Image deblurring aims to restore a high-quality image from its corresponding blurred. The emergence of CNNs and Transformers has enabled significant progress. However, these methods often face the dilemma between eliminating long-range degradation perturbations and maintaining computational efficiency. While the selective state space model (SSM) shows promise in modeling long-range dependencies with linear complexity, it also encounters challenges such as local pixel forgetting and channel redundancy. To address this issue, we propose an efficient image deblurring network that leverages selective state spaces model to aggregate enriched and accurate features. Specifically, we introduce an aggregate local and global information block (ALGBlock) designed to effectively capture and integrate both local invariant properties and non-local information. The ALGBlock comprises two primary modules: a module for capturing local and global features (CLGF), and a feature aggregation module (FA). The CLGF module is composed of two branches: the global branch captures long-range dependency features via a selective state spaces model, while the local branch employs simplified channel attention to model local connectivity, thereby reducing local pixel forgetting and channel redundancy. In addition, we design a FA module to accentuate the local part by recalibrating the weight during the aggregation of the two branches for restoration. Experimental results demonstrate that the proposed method outperforms state-of-the-art approaches on widely used benchmarks.

Figures (8)

• Figure 1: Computational cost vs. PSNR of models on the GoPro dataset Gopro. Our ALGNet achieve the SOTA performance.
• Figure 2: Overall architecture of ALGNet. (a) ALGNet consists of several ALGBlocks and adopts the multi-input and multi-output strategies for image restoration. (b) ALGBlock comprises two primary modules: a module for capturing local and global features (CLGF), and a feature aggregation module (FA). The CLGF module is composed of two branches: (c) the local branch to model local connectivity, while (d) the global branch captures long-range dependency features.
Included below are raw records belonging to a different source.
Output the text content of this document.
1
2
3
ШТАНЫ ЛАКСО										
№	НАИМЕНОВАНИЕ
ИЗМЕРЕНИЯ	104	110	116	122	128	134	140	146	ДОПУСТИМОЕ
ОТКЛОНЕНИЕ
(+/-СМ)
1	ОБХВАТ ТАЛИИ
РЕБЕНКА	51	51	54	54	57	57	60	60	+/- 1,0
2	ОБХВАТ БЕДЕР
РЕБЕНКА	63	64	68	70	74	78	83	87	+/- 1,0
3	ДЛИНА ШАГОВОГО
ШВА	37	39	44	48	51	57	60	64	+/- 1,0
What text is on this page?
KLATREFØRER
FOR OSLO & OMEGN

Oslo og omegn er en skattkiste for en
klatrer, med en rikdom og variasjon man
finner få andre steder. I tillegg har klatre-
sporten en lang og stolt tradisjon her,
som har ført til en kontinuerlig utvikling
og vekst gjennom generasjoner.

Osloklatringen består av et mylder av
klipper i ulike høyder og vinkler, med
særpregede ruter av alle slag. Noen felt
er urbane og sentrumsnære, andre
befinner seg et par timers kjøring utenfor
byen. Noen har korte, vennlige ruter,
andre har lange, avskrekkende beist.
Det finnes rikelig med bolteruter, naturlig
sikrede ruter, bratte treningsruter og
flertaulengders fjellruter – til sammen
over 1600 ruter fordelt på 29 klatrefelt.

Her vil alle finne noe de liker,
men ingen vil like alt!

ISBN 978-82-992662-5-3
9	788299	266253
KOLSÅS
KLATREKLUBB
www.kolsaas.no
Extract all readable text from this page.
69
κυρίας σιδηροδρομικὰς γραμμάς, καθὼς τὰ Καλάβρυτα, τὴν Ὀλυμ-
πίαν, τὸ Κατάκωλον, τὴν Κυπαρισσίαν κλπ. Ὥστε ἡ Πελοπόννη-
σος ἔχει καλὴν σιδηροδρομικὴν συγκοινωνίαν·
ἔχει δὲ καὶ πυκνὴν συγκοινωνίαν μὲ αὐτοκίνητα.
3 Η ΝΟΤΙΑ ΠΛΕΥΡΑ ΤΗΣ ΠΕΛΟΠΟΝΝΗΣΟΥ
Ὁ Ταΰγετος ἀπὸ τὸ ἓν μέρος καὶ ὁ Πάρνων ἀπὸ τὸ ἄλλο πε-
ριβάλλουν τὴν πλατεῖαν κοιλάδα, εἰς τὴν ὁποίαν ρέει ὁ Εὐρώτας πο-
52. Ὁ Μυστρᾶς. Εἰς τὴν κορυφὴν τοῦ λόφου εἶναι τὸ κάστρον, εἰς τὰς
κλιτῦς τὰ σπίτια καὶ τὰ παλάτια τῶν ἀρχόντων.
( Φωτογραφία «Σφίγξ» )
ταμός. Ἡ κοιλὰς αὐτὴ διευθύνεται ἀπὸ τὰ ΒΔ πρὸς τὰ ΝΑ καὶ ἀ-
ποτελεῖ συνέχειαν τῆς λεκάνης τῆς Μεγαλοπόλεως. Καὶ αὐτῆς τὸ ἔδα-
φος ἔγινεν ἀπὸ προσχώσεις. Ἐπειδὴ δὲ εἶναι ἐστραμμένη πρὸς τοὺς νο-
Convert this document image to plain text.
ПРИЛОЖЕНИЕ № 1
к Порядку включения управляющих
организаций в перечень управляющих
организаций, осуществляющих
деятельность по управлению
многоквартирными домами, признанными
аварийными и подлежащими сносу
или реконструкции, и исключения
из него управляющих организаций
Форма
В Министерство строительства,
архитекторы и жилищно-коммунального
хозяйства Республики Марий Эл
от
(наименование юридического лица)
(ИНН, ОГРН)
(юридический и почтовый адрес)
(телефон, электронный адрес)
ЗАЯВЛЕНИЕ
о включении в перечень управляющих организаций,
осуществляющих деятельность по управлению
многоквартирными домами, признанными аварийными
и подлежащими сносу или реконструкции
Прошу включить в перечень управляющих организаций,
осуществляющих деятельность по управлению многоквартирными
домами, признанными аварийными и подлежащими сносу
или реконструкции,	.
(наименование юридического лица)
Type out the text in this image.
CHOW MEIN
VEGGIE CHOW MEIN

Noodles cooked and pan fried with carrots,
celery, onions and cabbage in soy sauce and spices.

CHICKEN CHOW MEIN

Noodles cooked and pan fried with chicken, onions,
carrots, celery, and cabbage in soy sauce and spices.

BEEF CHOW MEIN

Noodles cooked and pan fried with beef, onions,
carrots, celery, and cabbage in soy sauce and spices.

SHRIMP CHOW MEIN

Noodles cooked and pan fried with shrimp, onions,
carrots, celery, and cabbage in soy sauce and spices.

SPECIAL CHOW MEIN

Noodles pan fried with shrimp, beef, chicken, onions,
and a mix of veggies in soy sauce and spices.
• Figure 3: (a) Local pixels (highlighted by the red dashed line) are susceptible to being forgotten in the flattened 1D sequence due to the extensive distance. (b) Following guo2024mambair, we apply ReLU and global average pooling to the outputs of the global branch to obtain channel activation values. However, a considerable portion of channels remain inactive, indicating channel redundancy.
• Figure 4: Image motion deblurring comparisons on the GoPro dataset Gopro. Compared to the state-of-the-art methods, our ALGNet excels in restoring sharper and perceptually faithful images.
• Figure 5: Image motion deblurring comparisons on the RealBlur dataset realblurrim_2020_ECCV. Our ALGNet recovers image with clearer details.